My kids are in the first grade now, and we have been working on this memory thing for a while. For example, I will ask them before we leave for school, “Do you have everything you need?” They know very well what they have to have with them for school. Now, if I see that one of them is about to walk out of the door without their backpack (something that happens with startling frequency) then I’ll get more pointed and say, “Hey. Are you forgetting something? Are you sure? Are you sure?” That usually jogs the old memory. And my goal is not for them to fail. I try to set them up to succeed: backpacks and water bottles are together, book bags and folders are nearby, and most of the time they remember to wear shoes with no prompting. As a result, before we walk out the door I usually only need to ask them if they have everything they need for school, and that is enough to help them remember anything they might have forgotten. It is fantastic.

I believe that teaching my kids to take some responsibility for themselves is empowering to them and important for me. If I am constantly getting everything they need together for them, then they won’t think about doing it for themselves because Mom always takes care of it. And then, if they didn’t have something at school one day, it would be my fault. It seems degrading and ridiculous to be held accountable for my first-grader not having their take-home folder.

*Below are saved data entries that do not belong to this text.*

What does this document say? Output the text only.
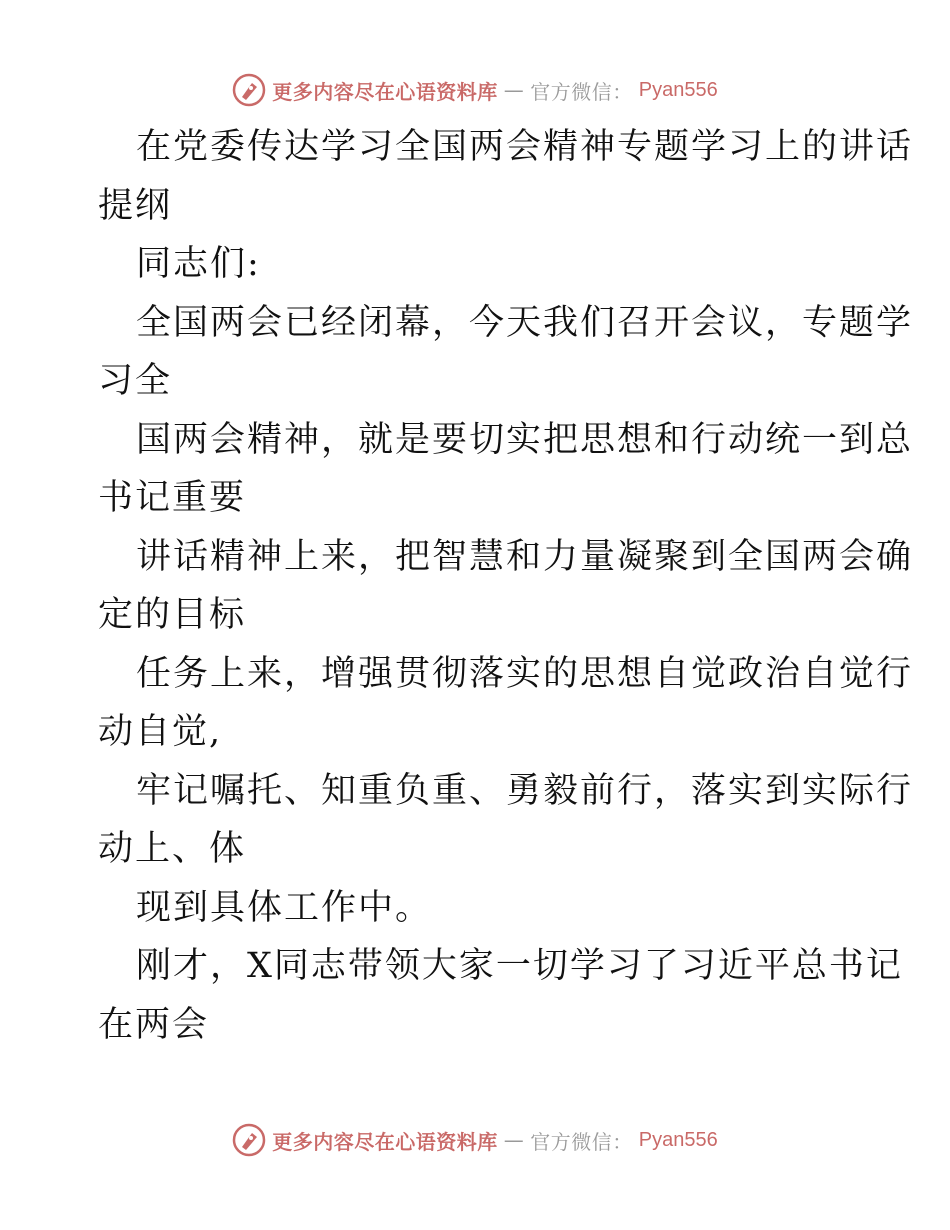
更多内容尽在心语资料库 — 官方微信： Pyan556
在党委传达学习全国两会精神专题学习上的讲话
提纲
同志们:
全国两会已经闭幕，今天我们召开会议，专题学
习全
国两会精神，就是要切实把思想和行动统一到总
书记重要
讲话精神上来，把智慧和力量凝聚到全国两会确
定的目标
任务上来，增强贯彻落实的思想自觉政治自觉行
动自觉,
牢记嘱托、知重负重、勇毅前行，落实到实际行
动上、体
现到具体工作中。
刚才，X同志带领大家一切学习了习近平总书记
在两会
更多内容尽在心语资料库 — 官方微信： Pyan556
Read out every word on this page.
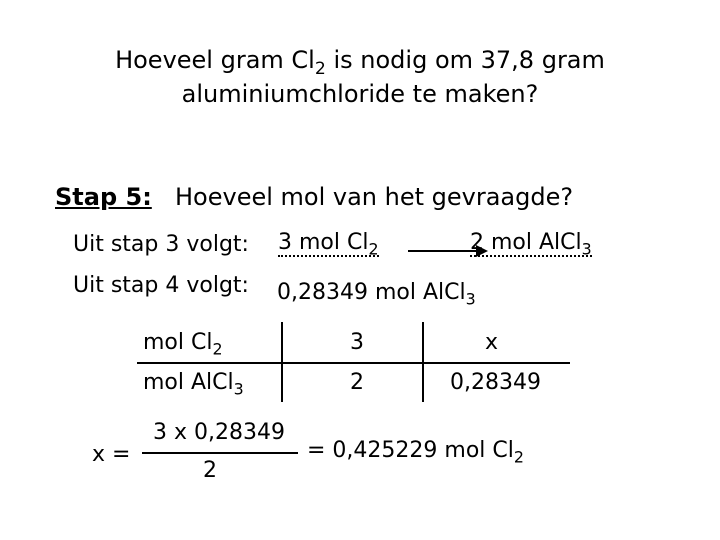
Hoeveel gram $Cl_2$ is nodig om 37,8 gram
aluminiumchloride te maken?
Stap 5: Hoeveel mol van het gevraagde?
Uit stap 3 volgt: 3 mol $Cl_2$	2 mol AlCl$_3$
Uit stap 4 volgt: 0,28349 mol AlCl$_3$
mol $Cl_2$
mol AlCl$_3$
3
2
x
0,28349
x =
3 x 0,28349
2
= 0,425229 mol $Cl_2$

I tell my kids all the time that as soon as they start paying me to be their personal assistant, they can give me orders and I will do all of that stuff for them. Until then, we’re going to work on how to remember things ourselves.

For a while I thought I might just be a jerk. The kids teachers have praised me for allowing my kids to suffer from the natural consequences of their actions, because apparently, teachers have a real hard-on for natural consequences. I appreciate that. But some other moms tend to make me feel like I am being cruel for not helping my kids out. Again, this isn’t something I just started doing one day so I could shove it in their faces when they forgot something and say, “Ha! I knew you’d forget!” It’s been a process. And when they do forget something I say, “Well, you forgot today. You’ll have to try to remember tomorrow.” Then I drop the mic and stroll on out of school.

In her post on Today Parents, Jordana Horn explains her feelings about being a “no rescue” parent, saying:

Sure, my kids would probably get reprimanded by teachers the first time they forgot their homework, or their string instruments. But it would also teach them the important lesson that there are real repercussions for mistakes. Did I waver a bit when I got that first phone call from school from my older son, asking me if I’d bring his cello? Sure: I heard the stress in his voice. But I just said calmly, ”Just tell them you forgot.” I still felt bad when I hung up the phone, but I knew I’d done the right thing in the big picture.

If you know that someone is always going to be there to pick up the slack, then you tend to take it easy when it comes to dotting i’s and crossing t’s. Once kids are old enough to know better,it does them no favors to fix all of their problems for them. Sometimes shit happens, and it’s better that they learn how to deal with it now than be taken by surprise by the idea of responsibility when they’re twenty.